Я так ей и сказал: ты ерундой-то не майся, лучше торшер сразу к пупку приделай, красиво будет. Она даже не обиделась. «Папка, ты у меня классный, только жизни не знаешь, потому тебя и обманывают», – чмокнула в щёку и убежала. А Верка орёт: «Что ты ей не скажешь?» А что ей сказать? В юности сам волосы красил…

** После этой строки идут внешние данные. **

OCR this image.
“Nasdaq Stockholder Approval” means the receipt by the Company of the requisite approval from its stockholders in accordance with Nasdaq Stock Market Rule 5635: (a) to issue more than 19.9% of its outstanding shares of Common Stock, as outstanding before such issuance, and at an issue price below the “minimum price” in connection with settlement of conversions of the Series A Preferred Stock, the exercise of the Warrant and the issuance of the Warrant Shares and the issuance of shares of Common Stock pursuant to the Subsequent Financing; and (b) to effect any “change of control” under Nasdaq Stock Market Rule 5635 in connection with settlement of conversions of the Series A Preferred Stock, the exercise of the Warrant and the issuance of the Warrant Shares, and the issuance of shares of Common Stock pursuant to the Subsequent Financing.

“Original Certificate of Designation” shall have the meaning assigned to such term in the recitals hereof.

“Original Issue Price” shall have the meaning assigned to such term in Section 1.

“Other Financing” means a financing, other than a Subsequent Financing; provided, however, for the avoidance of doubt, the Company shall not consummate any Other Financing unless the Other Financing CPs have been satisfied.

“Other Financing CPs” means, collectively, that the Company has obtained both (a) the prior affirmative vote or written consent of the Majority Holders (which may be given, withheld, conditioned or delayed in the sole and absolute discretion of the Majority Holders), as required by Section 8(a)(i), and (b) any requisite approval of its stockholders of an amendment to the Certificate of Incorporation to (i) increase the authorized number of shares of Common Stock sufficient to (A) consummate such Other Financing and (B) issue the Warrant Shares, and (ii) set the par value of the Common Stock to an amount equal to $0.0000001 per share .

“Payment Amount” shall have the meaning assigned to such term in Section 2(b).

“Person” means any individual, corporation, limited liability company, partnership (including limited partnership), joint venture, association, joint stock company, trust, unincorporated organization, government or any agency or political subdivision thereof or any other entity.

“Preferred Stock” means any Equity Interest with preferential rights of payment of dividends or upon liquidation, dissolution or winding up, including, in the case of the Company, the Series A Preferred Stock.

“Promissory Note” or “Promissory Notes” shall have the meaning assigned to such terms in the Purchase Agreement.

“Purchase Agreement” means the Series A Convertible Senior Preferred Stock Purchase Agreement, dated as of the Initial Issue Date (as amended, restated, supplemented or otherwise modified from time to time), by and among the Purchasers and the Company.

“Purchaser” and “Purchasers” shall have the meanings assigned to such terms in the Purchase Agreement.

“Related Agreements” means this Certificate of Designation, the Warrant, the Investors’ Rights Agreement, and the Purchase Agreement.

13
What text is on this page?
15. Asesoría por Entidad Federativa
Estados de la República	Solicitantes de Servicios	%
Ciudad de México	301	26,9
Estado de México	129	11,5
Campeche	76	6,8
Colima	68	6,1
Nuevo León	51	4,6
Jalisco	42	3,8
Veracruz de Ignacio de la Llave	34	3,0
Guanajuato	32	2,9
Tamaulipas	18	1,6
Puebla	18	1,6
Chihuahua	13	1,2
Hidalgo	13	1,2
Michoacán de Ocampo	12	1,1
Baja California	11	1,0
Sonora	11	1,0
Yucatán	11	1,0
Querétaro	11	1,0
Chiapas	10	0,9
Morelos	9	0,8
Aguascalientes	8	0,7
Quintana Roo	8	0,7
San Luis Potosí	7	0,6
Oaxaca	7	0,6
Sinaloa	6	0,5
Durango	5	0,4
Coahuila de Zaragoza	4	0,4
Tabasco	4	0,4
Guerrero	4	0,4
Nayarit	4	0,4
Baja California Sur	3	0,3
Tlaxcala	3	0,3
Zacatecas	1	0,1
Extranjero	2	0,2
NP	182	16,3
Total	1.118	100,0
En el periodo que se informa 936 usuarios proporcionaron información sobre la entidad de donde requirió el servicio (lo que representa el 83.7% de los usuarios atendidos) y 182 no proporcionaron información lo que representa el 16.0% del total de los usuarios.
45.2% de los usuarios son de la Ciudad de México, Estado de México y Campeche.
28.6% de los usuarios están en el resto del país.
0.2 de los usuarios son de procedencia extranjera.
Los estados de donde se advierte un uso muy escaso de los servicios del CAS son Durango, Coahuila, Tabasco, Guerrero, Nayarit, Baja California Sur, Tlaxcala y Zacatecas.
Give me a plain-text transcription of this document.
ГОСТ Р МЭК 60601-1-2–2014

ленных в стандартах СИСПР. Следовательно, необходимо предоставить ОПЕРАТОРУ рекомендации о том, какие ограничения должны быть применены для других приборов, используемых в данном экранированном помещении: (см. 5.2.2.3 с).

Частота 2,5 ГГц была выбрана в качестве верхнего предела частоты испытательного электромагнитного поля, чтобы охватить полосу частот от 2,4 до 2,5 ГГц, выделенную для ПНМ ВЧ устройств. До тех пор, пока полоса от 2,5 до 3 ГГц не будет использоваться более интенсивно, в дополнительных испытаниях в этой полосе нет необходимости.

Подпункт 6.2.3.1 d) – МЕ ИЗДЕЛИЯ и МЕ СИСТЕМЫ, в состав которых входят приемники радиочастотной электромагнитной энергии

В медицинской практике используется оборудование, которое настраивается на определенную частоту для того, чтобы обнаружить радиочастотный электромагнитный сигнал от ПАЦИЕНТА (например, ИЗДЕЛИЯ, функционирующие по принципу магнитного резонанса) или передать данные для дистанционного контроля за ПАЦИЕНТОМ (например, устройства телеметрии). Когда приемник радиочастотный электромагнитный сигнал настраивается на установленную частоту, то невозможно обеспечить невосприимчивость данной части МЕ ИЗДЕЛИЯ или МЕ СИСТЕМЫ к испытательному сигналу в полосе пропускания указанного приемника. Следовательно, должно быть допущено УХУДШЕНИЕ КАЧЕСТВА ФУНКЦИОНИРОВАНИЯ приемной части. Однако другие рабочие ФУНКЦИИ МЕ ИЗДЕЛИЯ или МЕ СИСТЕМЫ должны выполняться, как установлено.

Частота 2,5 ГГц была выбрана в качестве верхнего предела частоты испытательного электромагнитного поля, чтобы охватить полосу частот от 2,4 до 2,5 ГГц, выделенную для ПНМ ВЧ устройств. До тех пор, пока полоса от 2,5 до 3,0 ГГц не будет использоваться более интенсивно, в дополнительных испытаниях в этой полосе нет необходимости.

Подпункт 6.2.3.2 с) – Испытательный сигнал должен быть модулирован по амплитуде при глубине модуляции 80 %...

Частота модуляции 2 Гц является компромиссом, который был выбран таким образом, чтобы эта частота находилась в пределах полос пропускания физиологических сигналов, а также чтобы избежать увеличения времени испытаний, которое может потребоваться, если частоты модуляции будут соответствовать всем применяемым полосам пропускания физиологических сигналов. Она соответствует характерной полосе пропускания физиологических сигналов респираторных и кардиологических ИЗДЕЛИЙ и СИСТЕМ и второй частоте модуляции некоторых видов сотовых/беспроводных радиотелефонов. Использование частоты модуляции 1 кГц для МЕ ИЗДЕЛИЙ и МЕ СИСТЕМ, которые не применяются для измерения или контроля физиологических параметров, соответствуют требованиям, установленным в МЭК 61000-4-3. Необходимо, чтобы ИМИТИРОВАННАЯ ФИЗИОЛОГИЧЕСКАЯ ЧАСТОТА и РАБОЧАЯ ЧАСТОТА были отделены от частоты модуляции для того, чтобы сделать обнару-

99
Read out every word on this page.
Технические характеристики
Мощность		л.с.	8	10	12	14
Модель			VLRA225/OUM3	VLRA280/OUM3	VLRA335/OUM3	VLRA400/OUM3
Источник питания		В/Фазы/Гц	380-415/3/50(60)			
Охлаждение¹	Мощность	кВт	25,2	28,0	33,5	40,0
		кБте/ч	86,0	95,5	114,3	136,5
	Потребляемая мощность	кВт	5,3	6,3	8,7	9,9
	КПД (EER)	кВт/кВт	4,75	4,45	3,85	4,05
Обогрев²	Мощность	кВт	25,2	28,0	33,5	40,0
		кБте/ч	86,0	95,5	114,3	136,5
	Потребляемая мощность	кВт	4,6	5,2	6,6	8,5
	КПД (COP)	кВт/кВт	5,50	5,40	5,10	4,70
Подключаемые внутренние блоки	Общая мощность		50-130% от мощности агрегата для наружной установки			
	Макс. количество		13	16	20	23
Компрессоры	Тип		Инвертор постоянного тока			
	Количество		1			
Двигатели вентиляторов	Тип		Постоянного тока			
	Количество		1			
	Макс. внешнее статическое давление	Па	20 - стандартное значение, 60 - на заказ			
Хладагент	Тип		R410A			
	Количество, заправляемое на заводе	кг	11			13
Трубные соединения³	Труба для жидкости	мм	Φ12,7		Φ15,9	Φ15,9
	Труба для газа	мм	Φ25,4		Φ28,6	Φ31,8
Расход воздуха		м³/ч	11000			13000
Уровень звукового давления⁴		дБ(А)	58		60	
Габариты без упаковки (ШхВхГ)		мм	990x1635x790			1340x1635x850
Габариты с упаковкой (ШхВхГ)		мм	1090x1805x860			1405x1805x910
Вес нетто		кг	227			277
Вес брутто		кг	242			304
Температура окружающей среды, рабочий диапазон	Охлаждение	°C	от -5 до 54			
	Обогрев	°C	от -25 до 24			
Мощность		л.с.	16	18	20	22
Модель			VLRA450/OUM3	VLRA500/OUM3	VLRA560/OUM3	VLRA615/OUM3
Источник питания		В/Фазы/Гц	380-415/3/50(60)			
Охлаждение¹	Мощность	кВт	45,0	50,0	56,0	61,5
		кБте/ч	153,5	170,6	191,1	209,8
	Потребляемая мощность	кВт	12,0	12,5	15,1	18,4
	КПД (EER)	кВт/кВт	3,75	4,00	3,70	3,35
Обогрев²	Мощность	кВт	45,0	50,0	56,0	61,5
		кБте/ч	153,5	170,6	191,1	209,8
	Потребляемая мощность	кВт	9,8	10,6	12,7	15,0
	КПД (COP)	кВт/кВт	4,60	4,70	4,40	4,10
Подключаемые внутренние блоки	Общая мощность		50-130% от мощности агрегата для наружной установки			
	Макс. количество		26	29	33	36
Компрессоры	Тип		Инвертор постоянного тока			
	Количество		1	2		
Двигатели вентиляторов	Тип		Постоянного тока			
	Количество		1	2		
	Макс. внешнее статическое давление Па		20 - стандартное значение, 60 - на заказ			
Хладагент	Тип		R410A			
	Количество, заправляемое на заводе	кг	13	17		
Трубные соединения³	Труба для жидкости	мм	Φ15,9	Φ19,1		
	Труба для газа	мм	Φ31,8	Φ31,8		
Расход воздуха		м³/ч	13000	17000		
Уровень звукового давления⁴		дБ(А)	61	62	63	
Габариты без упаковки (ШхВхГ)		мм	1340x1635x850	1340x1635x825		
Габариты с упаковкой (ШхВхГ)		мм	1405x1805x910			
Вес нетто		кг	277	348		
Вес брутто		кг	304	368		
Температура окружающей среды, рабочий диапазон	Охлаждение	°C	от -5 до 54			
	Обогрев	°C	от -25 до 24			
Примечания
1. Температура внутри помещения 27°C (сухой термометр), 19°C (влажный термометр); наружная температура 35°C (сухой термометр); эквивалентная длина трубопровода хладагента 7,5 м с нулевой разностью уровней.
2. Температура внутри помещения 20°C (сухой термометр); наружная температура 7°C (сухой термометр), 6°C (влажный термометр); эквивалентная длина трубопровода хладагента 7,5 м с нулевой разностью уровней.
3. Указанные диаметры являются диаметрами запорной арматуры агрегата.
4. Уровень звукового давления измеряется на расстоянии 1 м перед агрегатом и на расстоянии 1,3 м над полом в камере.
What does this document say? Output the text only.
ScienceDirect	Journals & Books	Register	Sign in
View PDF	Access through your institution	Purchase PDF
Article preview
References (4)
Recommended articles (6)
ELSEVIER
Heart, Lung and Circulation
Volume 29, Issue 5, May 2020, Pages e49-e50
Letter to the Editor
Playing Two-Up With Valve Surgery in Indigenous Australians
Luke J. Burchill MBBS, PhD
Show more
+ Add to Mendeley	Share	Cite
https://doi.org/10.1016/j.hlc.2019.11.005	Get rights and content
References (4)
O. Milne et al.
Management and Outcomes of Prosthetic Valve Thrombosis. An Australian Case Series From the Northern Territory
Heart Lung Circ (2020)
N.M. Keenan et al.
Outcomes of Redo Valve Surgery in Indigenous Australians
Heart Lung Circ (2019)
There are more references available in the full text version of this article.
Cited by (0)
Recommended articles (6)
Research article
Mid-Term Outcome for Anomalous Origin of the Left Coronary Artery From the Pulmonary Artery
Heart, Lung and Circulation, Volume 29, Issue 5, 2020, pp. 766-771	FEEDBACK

Машка хорошая, дурочка просто. Меня в грош не ставит. Лидка тоже не ставит: засядет в своей флишке и не нужен никто. А про внуков заговоришь – истерика. Что они за поколение такое? Напялят маску и лежат целый день. Чипы себе ставят. А нам чипы нельзя. После чипов пить не полагается. А как при нашей профессии не пить? Не поймёт клиентура. Непьющий слесарь – вор. Это в Плеснёвке все знают.

Гриша, не отвлекайся. Гриша, пора сказать Максимычу, отбояриться и домой.

Гриша сидит, как под наркозом. Ким, очнись! Ну-ка! Боль не навсегда. Боль не твоя. Соскреби её и не впадай в ступор. И Гришу этого соскреби.

Самое тяжёлое в этой работе – ломать себя через колено. Ломаешь флюента, а кости трещат свои. И слова чужие на ум лезут. Раскачай его.

– Мужики, я с вами посижу, а пить не буду… – сказал я быстро. – Не надо мне сегодня. На таблетках я.

Костя оживился:

– Ну, жаль… – протянул он руку к бутылке. – Давай, Максимыч, напузырь нам по бокалу. Мне бежать скоро.

– Ты погоди, салага, – оборвал Шахов. – Ты чё, Гриша, на работе утомился? Не ел, поди, ничего? Смотри у меня… Мало нас, настоящих, осталось. Давай-ка двадцать капель для инаугурации.

Он поднял пустой стакан. На клейком стекле отпечатались пальцы.

– Не-е-е… – остановил я. – Не могу сегодня. Верке обещал, а тут ещё сердце… Спина стреляет.